Dul Kadın Su Kabını Ağzı Öne Gelecek Şekilde Mezarın Üstüne Bırakıyorsa Bilin ki İlgi İstiyordur

14 Haziran 2025
AYGÜL AYDOĞDU

Kültürel bir ritüelin parçası olan dul bir kadının su kabını ağzı öne gelecek şekilde mezarın üstüne bırakması; ilgi, yas tutma biçimi, aidiyet, ortak belleğe sahip olan bireylerin geçmişle ve toplumla kurdukları bağ gibi birçok ileti taşıyor. 
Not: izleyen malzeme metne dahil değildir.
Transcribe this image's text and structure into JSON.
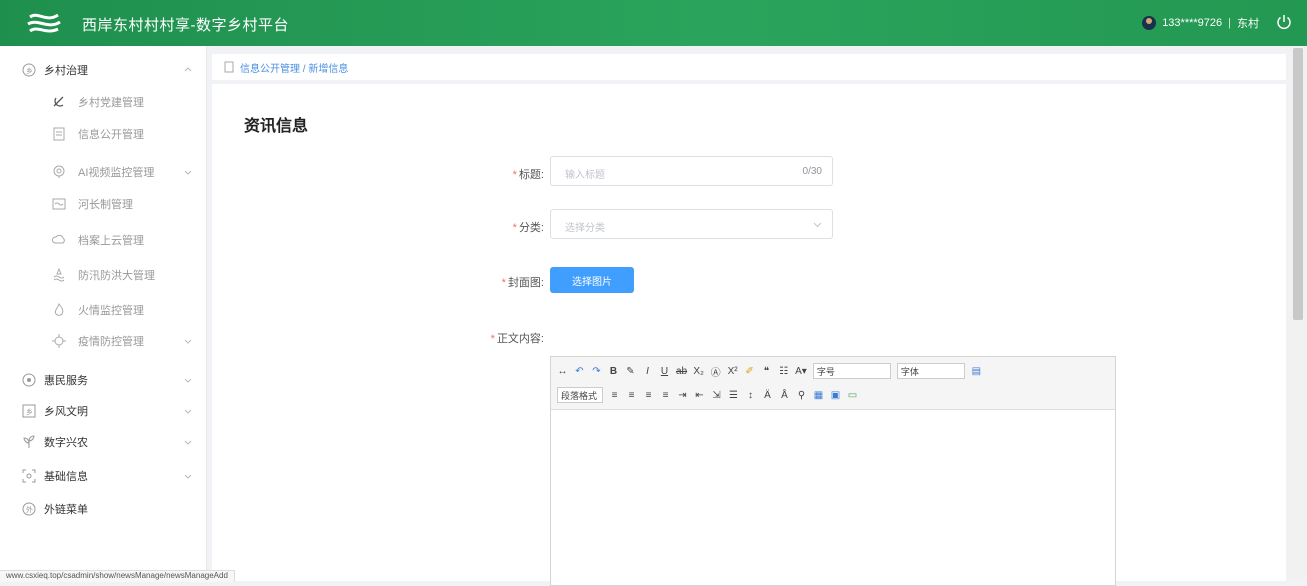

Uzun ve ironİk adıyla ilk bakışta şaşırtan bir kitap, Dul Kadın Su Kabını Ağzı Öne Gelecek Şekilde Mezarın Üstüne Bırakıyorsa Bilin Ki İlgi İstiyordur. Aslında adının uyandırdığı meraktan çok daha fazlasını taşıyor içinde: sürgün, göç, sınıfsal farklılıklar, parçalanmışlık, vatan ve vatansızlık,  insanın varoluş ve özgürlükle olan can yakıcı ilişkisi, kadının görünür olma savaşımı, insanı soluksuz bırakan vahşi kapitalizm…

Kitabın yazarı Sasa Stanısıc 1978’de o sıralar Yugoslavya’nın bir parçası olan Bosna-Hersek’te doğmuş. Daha sonra ülkesinin parçalanmasına yol açan iç savaş başlayınca 1992 yılında ailesi ile birlikte Almanya’ya iltica etmiş. Orada Slav Dilleri ve Edebiyatı öğrenimi görmüş.

Kitap 2025’te İletişim Yayınları tarafından basılmış. Türü açıkça belirtilmemiş ama parçalanmış bir romanın parçalarını andıran öykülerden oluşuyor. Bu nedenle olsa gerek yazar öykülerin sırasıyla okunmasını rica ediyor.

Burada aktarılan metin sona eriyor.